Plant-Forward Mexican Corn Salad


  • 4 cups corn
  • 1 tbsp olive oil
  • 1/2 red bell pepper chopped
  • 8 oz Package Cutting Vedge Plant-Forward Sliced Sausage
  • 1/2 small red onion finely chopped
  • 1/2 cup fresh cilantro chopped
  • 6 green onions chopped
  • 1 jalapeno pepper diced
  • 1/2 avocado chopped
  • 4 tbsp lime juice
  • 1/2 tsp cumin ground
  • 1/2 tsp smoked paprika
  • 1/4 tsp black pepper ground
  • 1/4 tsp salt
  • 2 tbsp sour cream
  • 2 tbsp mayonnaise


  1. Cook Cutting Vedge Plant-Forward Sliced Sausage in a large skillet with 2 TBSP Olive Oil according to package directions. Remove from the pan and set aside.
  2. Cut the corn off the cob. I used 5 ears to get about 4 cups. You can also use canned corn or frozen corn. If using frozen, no need to thaw it out.

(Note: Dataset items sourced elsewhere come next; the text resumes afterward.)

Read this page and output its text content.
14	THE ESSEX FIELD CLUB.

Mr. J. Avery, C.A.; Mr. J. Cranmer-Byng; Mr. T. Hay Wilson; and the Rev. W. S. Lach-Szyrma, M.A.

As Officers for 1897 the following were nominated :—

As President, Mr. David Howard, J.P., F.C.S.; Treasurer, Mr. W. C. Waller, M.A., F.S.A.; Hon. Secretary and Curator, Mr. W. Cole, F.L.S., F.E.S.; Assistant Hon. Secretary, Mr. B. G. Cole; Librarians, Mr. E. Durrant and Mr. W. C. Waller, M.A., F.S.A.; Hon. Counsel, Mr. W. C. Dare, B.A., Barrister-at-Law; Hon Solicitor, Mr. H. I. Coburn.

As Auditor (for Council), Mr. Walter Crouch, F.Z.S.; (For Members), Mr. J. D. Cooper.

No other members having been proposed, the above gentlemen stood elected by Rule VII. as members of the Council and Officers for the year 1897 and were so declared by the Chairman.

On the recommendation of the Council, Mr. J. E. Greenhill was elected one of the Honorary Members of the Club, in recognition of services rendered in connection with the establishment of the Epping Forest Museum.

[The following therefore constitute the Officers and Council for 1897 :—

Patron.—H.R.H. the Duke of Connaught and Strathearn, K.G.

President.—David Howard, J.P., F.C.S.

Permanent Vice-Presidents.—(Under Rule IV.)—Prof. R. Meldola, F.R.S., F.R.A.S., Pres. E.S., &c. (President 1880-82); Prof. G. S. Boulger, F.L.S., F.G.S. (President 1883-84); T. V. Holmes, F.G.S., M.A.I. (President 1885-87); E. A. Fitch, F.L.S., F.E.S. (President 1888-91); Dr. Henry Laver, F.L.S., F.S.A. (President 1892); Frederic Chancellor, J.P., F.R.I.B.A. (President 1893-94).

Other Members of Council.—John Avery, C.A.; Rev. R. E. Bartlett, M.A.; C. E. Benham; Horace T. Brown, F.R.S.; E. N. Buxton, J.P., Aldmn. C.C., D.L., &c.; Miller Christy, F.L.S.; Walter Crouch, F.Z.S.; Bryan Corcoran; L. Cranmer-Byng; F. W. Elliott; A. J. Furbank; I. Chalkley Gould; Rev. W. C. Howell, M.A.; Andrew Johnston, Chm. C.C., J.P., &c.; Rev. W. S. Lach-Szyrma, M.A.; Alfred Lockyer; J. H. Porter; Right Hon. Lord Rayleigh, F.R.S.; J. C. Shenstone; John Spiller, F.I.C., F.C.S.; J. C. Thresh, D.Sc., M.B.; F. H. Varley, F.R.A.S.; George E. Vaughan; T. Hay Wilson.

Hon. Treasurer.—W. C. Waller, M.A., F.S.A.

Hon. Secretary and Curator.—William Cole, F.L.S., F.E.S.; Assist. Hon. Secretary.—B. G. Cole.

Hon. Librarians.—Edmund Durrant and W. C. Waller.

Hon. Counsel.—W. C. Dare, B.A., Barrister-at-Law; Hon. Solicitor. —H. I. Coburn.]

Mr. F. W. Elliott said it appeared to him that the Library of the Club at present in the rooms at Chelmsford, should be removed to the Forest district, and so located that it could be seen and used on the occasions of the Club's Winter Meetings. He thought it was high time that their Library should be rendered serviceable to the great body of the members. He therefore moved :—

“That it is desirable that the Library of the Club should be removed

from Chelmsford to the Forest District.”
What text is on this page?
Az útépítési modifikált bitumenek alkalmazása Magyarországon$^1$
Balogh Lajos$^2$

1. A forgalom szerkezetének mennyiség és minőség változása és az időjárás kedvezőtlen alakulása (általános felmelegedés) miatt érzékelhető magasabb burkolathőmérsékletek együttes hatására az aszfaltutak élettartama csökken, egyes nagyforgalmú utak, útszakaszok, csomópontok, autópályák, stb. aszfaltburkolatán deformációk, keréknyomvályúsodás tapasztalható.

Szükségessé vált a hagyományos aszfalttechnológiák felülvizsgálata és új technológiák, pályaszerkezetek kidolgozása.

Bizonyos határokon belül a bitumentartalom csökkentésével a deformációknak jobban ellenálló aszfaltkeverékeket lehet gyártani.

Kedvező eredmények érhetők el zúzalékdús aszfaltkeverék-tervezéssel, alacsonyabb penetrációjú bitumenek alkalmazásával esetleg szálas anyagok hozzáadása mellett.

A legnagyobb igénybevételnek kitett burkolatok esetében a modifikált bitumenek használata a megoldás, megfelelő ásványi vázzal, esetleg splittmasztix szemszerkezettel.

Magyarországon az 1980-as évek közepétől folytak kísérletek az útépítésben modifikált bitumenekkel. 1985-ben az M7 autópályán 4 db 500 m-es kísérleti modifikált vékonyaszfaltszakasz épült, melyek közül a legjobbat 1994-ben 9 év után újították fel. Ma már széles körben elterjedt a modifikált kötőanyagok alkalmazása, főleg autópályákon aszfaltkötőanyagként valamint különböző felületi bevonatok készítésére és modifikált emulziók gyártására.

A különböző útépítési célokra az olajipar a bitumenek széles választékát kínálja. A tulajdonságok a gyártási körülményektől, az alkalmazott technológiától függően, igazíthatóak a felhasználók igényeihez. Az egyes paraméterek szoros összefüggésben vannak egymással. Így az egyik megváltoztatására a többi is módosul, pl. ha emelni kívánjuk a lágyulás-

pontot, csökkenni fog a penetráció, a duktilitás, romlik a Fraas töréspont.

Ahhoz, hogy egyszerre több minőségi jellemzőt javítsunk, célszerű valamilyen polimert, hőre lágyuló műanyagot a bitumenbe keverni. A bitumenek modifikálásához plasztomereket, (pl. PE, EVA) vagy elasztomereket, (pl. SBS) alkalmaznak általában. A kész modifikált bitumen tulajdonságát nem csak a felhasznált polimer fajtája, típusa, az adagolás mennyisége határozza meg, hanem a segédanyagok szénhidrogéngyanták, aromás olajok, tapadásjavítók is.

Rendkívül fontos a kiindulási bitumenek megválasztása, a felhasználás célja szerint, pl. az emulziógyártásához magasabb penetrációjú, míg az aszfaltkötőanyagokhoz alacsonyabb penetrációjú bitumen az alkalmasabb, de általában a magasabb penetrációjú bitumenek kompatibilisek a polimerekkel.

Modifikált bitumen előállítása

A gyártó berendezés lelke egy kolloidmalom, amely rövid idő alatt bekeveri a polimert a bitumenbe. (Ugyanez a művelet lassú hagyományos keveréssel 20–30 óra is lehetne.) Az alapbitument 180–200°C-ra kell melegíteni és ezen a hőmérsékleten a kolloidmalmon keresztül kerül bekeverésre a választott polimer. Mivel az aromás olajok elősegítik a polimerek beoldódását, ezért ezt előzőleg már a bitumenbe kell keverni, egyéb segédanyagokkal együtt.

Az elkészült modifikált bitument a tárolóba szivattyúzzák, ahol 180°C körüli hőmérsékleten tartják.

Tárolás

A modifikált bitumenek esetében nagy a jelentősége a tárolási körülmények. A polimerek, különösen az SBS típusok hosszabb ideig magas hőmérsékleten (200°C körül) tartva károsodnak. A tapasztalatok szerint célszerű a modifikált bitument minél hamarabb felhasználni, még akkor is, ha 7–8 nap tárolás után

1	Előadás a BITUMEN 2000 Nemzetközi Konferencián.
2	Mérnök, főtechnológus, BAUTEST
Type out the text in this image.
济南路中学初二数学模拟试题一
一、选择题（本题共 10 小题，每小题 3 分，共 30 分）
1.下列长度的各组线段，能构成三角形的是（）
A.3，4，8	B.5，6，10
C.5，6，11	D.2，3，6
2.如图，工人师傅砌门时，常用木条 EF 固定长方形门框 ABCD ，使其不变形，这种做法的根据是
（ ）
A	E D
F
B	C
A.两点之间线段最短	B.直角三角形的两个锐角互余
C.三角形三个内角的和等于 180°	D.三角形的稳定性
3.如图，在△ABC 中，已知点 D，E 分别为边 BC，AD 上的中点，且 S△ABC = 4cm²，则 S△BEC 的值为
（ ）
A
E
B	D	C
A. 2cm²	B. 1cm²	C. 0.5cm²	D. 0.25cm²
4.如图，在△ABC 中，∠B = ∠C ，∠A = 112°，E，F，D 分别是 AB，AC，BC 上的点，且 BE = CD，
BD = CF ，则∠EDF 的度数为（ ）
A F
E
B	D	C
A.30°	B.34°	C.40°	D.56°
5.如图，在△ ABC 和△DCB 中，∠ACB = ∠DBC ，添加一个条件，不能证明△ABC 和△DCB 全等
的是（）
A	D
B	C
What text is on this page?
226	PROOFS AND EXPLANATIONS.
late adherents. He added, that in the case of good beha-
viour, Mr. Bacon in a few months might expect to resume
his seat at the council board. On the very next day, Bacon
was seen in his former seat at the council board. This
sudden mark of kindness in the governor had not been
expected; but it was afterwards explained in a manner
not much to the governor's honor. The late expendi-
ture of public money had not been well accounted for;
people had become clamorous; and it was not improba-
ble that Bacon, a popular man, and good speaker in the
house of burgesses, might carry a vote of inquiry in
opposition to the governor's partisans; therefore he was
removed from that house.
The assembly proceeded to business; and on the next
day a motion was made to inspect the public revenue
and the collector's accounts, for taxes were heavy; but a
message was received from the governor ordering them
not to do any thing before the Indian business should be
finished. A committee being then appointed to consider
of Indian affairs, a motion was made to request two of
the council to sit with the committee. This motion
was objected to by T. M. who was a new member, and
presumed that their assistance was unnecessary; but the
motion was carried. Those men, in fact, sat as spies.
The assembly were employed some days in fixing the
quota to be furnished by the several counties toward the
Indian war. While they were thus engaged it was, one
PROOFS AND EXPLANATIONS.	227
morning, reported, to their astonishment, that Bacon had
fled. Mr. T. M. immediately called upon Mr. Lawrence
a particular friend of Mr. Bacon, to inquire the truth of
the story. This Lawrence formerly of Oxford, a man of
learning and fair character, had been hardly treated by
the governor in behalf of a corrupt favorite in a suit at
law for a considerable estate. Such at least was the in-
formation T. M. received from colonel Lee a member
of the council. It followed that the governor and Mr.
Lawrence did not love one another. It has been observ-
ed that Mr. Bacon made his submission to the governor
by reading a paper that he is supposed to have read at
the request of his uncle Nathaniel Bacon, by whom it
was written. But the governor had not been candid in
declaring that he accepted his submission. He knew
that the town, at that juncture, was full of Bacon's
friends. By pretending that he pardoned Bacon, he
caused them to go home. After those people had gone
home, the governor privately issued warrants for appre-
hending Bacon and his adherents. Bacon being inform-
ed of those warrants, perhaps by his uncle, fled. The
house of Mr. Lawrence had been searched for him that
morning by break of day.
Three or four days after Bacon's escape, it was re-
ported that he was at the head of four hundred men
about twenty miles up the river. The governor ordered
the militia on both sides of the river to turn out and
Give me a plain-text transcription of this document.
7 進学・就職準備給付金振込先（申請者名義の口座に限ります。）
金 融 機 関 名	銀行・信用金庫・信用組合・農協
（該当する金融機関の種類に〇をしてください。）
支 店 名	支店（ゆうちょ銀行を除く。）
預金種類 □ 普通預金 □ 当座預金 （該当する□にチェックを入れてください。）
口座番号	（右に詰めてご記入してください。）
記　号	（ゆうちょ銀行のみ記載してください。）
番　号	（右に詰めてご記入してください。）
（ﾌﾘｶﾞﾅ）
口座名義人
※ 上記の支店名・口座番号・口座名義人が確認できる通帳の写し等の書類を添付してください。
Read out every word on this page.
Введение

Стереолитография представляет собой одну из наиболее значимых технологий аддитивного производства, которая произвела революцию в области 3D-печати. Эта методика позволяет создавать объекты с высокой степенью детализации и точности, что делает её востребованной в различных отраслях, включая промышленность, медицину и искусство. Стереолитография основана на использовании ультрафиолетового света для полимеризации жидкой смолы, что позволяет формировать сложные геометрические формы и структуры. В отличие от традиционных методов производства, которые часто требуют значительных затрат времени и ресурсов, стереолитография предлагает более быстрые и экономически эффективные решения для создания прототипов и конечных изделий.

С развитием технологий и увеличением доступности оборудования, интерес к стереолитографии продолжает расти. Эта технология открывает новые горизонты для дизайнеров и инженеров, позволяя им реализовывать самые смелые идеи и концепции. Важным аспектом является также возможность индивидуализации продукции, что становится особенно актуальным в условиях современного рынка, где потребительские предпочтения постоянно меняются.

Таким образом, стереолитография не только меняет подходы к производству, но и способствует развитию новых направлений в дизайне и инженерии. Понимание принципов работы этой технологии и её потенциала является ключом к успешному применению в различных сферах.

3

  3. Heat the olive oil in a large skillet over high heat. Add the corn and stir it around. Cook for about 3 to 5 minutes or until the corn starts to char, which is why we’re using high heat. If using frozen corn, you will need a couple minutes extra to get the right charred bits.
  4. Transfer the corn to a large bowl and let it cool for a couple minutes.
  5. To the same bowl, add the remaining ingredients. Stir everything together until well combined. Adjust lime juice and salt and pepper as necessary.
  6. To serve garnish with additional cheese and cilantro, if preferred.